WhatsApp has released a new open source browser extension to help further protect those who use its messaging service on the web.
The new extension is called Code Verify and it works in partnership with the web infrastructure company Cloudflare to provide independent, third-party, transparent verification of the code users are served on WhatsApp Web. This ensures that your WhatsApp Web code hasn’t been tampered with or altered.
While WhatsApp has protected the personal messages sent on WhatsApp Web using end-to-end encryption for years now as they transit from sender to recipient, there are numerous factors that can weaken the security of a web browser that don’t exist in the mobile app space. At the same time, as mobile operating systems such as iOS and Android were created after the web, the security guarantees on mobile can be stronger, particularly when it comes to how app stores review and approve each new app and software update.
In addition to deploying Code Verify for WhatsApp Web, WhatsApp is also offering it as open source software on GitHub so that other services can use it as well.
Subresource integrity is a security feature that allows web browsers to verify that the resources they fetch haven’t been manipulated and while this only applies to single files, Code Verify expands on the concept to check the resources of an entire webpage.
The Code Verify extension is offered by Meta Open Source and will be available on the official browser extension stores for Google Chrome, Microsoft Edge and Mozilla Firefox.
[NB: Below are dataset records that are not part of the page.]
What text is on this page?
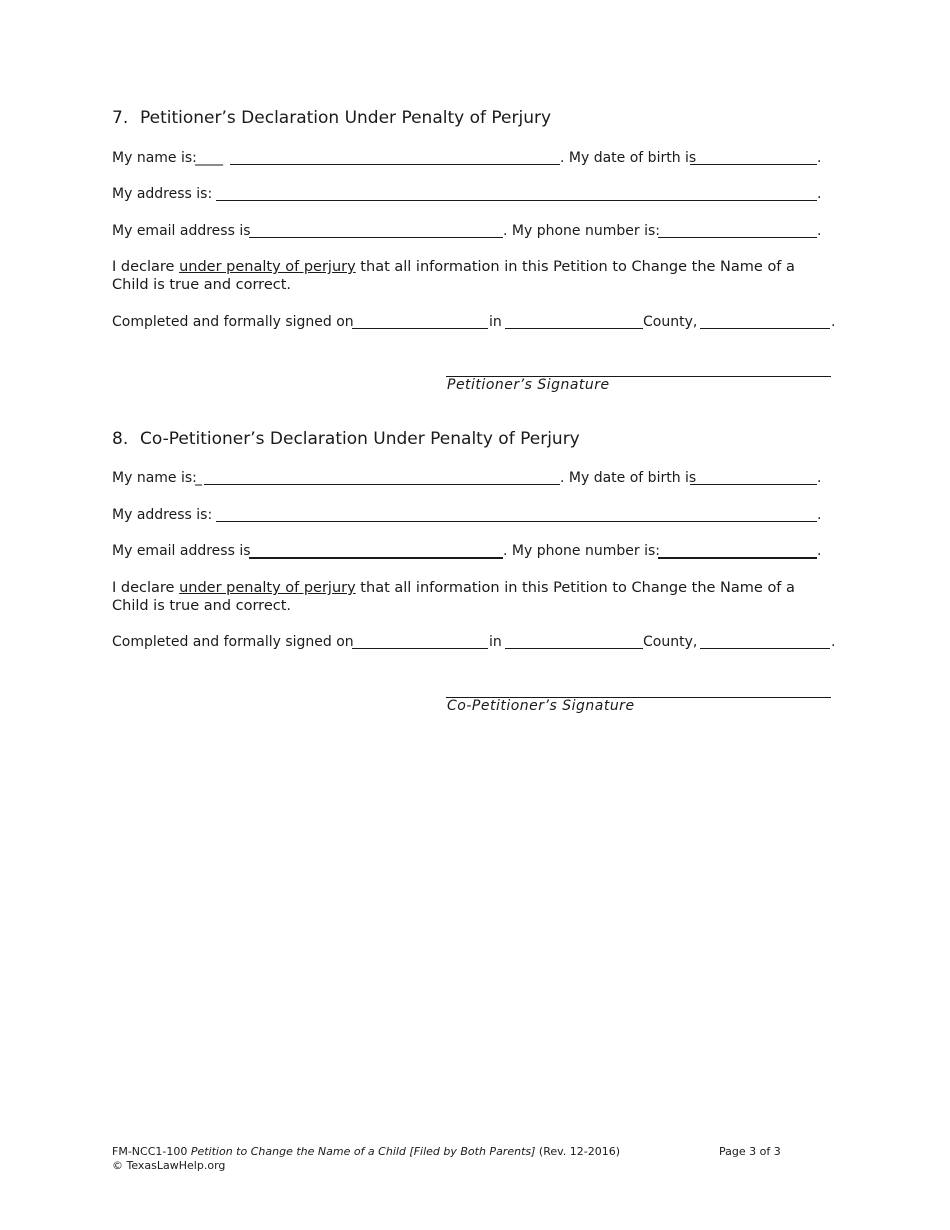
7. Petitioner’s Declaration Under Penalty of Perjury
My name is:
____	. My date of birth is	.
My address is:	.
My email address is	. My phone number is:	.
I declare under penalty of perjury that all information in this Petition to Change the Name of a Child is true and correct.
Completed and formally signed on	in	County,	.
Petitioner’s Signature
8. Co-Petitioner’s Declaration Under Penalty of Perjury
My name is:
_	. My date of birth is	.
My address is:	.
My email address is	. My phone number is:	.
I declare under penalty of perjury that all information in this Petition to Change the Name of a Child is true and correct.
Completed and formally signed on	in	County,	.
Co-Petitioner’s Signature
FM-NCC1-100 Petition to Change the Name of a Child [Filed by Both Parents] (Rev. 12-2016)
© TexasLawHelp.org
Page 3 of 3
In a blog post, WhatsApp highlights the fact that its new extension doesn’t log any data, metadata or user data and it also doesn’t share any information with the service itself. Messages that users send and receive using WhatsApp Web are not read or accessed by the company and neither it or its parent company Meta will even know whether or not someone has downloaded the Code Verify extension.
Once installed, the extension will run automatically whenever you go to WhatsApp Web and will act as a real-time alert system for the code you’re being served. You can also pin the extension to your browser’s toolbar to see its findings without any additional steps.